I forgor to write a review awaile ago but I know the staff sometimes read through these because they're funny but if anyone's reading this hey it's jupiter colon/ mercury yeah uhh I'm living with a friend now and I just wanna say hi lindsey, breea lolo ann the kitchen staff taylupay tay Taylin esme the night staff Britney the night staff Jazmin the night staff and there's one more night staff I forgor her name shes really funny and wears glasses and we used to joke around and ofc the head kitchen staff I don't even wanna try to spell her name sorry destiny Blair tori Emily you thought you could excape ? All the Erica's and maytei don't know if I spelt that write sorry I probably forgot some but I miss the staff alot I kinda rushed this so sorry but ! And Phil and so many more but imma say hi one more time to breea lindsey lolo ann head kitchen staff and all the night staff I mentioned !including tay
The staff are amazing people and so is the program. I have learned a lot from willow. All of the staff are caring and know what they are doing. Emily and Destiny are the two that helped me a lot. They really know how to let someone get their feelings out in an appropriate way. Thank you both for helping through everything.

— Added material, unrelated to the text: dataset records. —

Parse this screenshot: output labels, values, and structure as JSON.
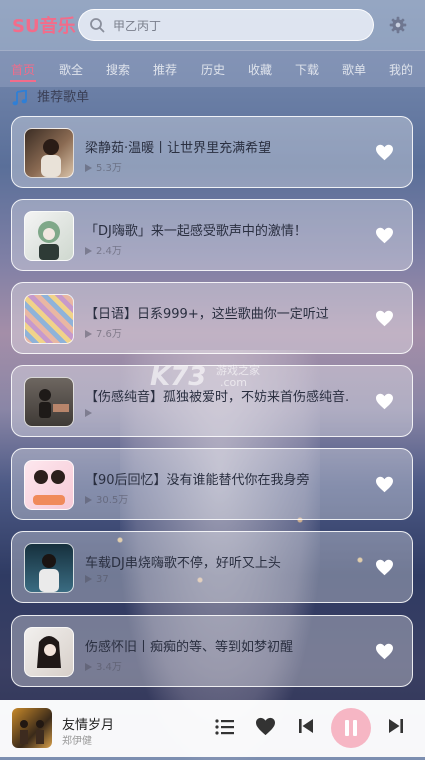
{
  "app": {
    "logo": "SU音乐"
  },
  "search": {
    "placeholder": "甲乙丙丁"
  },
  "tabs": [
    {
      "label": "首页",
      "active": true
    },
    {
      "label": "歌全"
    },
    {
      "label": "搜索"
    },
    {
      "label": "推荐"
    },
    {
      "label": "历史"
    },
    {
      "label": "收藏"
    },
    {
      "label": "下载"
    },
    {
      "label": "歌单"
    },
    {
      "label": "我的"
    }
  ],
  "section": {
    "title": "推荐歌单"
  },
  "playlists": [
    {
      "title": "梁静茹·温暖丨让世界里充满希望",
      "plays": "5.3万"
    },
    {
      "title": "「DJ嗨歌」来一起感受歌声中的激情！",
      "plays": "2.4万"
    },
    {
      "title": "【日语】日系999+，这些歌曲你一定听过",
      "plays": "7.6万"
    },
    {
      "title": "【伤感纯音】孤独被爱时，不妨来首伤感纯音.",
      "plays": ""
    },
    {
      "title": "【90后回忆】没有谁能替代你在我身旁",
      "plays": "30.5万"
    },
    {
      "title": "车载DJ串烧嗨歌不停，好听又上头",
      "plays": "37"
    },
    {
      "title": "伤感怀旧丨痴痴的等、等到如梦初醒",
      "plays": "3.4万"
    }
  ],
  "player": {
    "title": "友情岁月",
    "artist": "郑伊健"
  },
  "watermark": {
    "text": "K73",
    "sub": "游戏之家",
    "domain": ".com"
  },
  "colors": {
    "accent": "#f26c8a",
    "pause_bg": "#f6b6c4"
  }
}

So far our experience with Willow Springs has been first rate. Their intake and admissions staff were caring and informative. Our kiddo’s therapist, Leila, had been responsive and compassionate as well as knowledgeable and communicative. Having a child going through a mental health crisis can be one of the hardest experiences you will ever have to go through as a family, and Willow Springs has made the experience as good as we could have ever hoped for. The 2 facilities we dealt with before finding Willow springs were cold and downright hostile towards us as parents, and honestly increased our child’s anxiety, depression and SI, but Willow Springs was a whole different ballgame. We are only a little under two weeks into the program, but so far we really like what we are seeing. They are engaging the whole family in treatment and our kiddo is engaging with them in a way they have typically resisted at other programs. They are walking us through every step of the process and teaching us as parents how to best support and be there for our kiddo. They are teaching us all the ins and outs of DBT and how to implement our own part to best support our kiddo, and helping us see that there is light at the end of the tunnel. This kind of journey can be scary for the whole family, but especially for a kiddo having to face a scary mental health situation and be away from family and familiar surroundings for months at a time, and Willow Springs has done everything possible to help ease fear and anxiety with our child and us through the whole process.